• Home
  • Deli Serdang
  • Fakultas Hukum UNHAR : Laksanakan Pengabdian Masyarakat, tentang ” Sosialisasi Perlindungan Hukum Terhadap Hak-Hak Korban Kejahatan Seksual di Desa Lama Pantai Labu.”
Image

Fakultas Hukum UNHAR : Laksanakan Pengabdian Masyarakat, tentang ” Sosialisasi Perlindungan Hukum Terhadap Hak-Hak Korban Kejahatan Seksual di Desa Lama Pantai Labu.”

Foto : Pengabdi Dosen Dan Mahasiswa UNHAR di pantai Labu/Ist/keadilanews.(9/6) 

Deli Serdang | Keadilanews.com, – Dosen dan Mahasiswa Fakultas Hukum Universitas Harapan Medan (UNHAR) melaksanakan Sosialisasi Perlindungan Hukum Terhadap Hak-Hak Korban Kejahatan Seksual Berdasarkan Undang-Undang Nomor 12 Tahun 2022,di desa lama pantai labu kab. Demi serdang. Jumat (9/6/2023)

“Undang-undang ini merupakan angin segar bagi perempuan dan anak Indonesia yang paling rentan menjadi korban kekerasan seksual karena merupakan Undang-undang, “Lex Specialist, ” yang dapat memberikan perlindungan komprehensif terhadap korban kekerasan seksual dari hulu hingga ke hilir dengan mencegah segala bentuk kekerasan seksual ; menangani, melindungi, dan memulihkan korban; melaksanakan penegakan hukum dan merehabilitasi pelaku ; mewujudkan lingkungan tanpa kekerasan seksual; dan menjamin ketidakberulangan kekerasan seksual,” ujar Pretty Elisabeth Pardosi, anggota tim pengabdian dari mahasiswa.

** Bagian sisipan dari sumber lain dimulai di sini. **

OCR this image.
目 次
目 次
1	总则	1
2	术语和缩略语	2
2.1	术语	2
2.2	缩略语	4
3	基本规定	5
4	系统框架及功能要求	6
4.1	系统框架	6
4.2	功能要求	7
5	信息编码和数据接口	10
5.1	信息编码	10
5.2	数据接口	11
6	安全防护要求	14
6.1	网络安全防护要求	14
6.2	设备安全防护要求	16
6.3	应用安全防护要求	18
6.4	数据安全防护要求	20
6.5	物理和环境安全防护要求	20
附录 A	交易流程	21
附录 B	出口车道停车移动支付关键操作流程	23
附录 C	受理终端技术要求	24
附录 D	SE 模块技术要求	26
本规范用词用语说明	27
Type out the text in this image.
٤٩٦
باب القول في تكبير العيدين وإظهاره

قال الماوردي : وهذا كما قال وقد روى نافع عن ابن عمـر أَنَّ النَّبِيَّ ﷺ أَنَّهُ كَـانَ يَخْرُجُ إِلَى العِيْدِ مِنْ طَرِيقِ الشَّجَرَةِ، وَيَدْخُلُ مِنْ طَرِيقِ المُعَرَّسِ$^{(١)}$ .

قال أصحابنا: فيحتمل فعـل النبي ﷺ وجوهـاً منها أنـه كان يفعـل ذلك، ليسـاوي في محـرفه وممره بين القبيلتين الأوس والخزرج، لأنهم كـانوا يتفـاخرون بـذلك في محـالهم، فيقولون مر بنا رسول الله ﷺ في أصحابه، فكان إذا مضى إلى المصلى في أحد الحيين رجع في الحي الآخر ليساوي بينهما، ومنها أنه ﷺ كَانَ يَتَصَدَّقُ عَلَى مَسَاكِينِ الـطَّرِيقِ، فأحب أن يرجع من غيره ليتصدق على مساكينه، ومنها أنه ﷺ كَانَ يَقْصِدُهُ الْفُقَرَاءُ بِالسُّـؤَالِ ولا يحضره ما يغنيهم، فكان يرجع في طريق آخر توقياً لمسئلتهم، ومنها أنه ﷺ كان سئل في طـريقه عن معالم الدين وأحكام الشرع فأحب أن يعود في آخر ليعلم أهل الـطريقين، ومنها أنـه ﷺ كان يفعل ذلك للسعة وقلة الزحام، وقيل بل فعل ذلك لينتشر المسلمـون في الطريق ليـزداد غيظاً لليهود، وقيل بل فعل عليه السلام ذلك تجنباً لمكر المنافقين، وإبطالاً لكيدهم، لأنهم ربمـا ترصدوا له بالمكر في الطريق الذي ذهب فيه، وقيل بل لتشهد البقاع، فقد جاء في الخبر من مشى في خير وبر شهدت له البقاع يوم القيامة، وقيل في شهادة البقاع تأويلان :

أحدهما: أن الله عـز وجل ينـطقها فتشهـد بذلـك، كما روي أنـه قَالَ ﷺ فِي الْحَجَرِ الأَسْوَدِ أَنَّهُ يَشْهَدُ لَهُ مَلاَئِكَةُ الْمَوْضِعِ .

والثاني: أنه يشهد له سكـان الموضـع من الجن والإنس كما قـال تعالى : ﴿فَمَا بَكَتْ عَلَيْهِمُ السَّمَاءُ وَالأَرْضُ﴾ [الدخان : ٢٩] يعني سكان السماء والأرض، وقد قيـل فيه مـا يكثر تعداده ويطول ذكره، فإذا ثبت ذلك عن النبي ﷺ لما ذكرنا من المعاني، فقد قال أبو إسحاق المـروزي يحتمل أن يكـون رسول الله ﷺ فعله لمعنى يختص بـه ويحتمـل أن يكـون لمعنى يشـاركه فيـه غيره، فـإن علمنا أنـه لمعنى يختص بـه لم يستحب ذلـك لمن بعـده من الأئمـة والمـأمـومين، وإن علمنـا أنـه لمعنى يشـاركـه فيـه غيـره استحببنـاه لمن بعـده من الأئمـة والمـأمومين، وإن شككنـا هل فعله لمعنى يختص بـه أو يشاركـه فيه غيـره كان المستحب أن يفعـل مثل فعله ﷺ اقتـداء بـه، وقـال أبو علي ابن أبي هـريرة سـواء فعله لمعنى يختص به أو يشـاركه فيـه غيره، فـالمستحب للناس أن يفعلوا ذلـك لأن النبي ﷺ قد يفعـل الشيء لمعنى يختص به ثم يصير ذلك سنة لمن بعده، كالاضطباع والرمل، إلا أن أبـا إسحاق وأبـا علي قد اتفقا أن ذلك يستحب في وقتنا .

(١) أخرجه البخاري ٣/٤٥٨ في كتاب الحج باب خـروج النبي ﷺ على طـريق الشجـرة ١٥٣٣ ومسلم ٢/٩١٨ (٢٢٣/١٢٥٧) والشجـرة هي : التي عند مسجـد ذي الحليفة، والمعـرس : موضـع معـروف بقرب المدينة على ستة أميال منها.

Lebih lanjut Pretty menerangkan, pengesahan Undang-undang TPKS sejalan dengan salah satu isu prioritas Presiden Republik Indonesia kepada Kemen PPPA, yaitu penurunan angka kekerasan terhadap perempuan dan anak. “Korban dan Negara mengalami dampak luar biasa akibat TPKS yang meliputi penderitaan fisik, mental, kesehatan, ekonomi, sosial, dan politik. Oleh karena itu, peraturan komprehensif yang mengatur tentang kekerasan seksual menjadi sangat dibutuhkan,” tutur Pretty.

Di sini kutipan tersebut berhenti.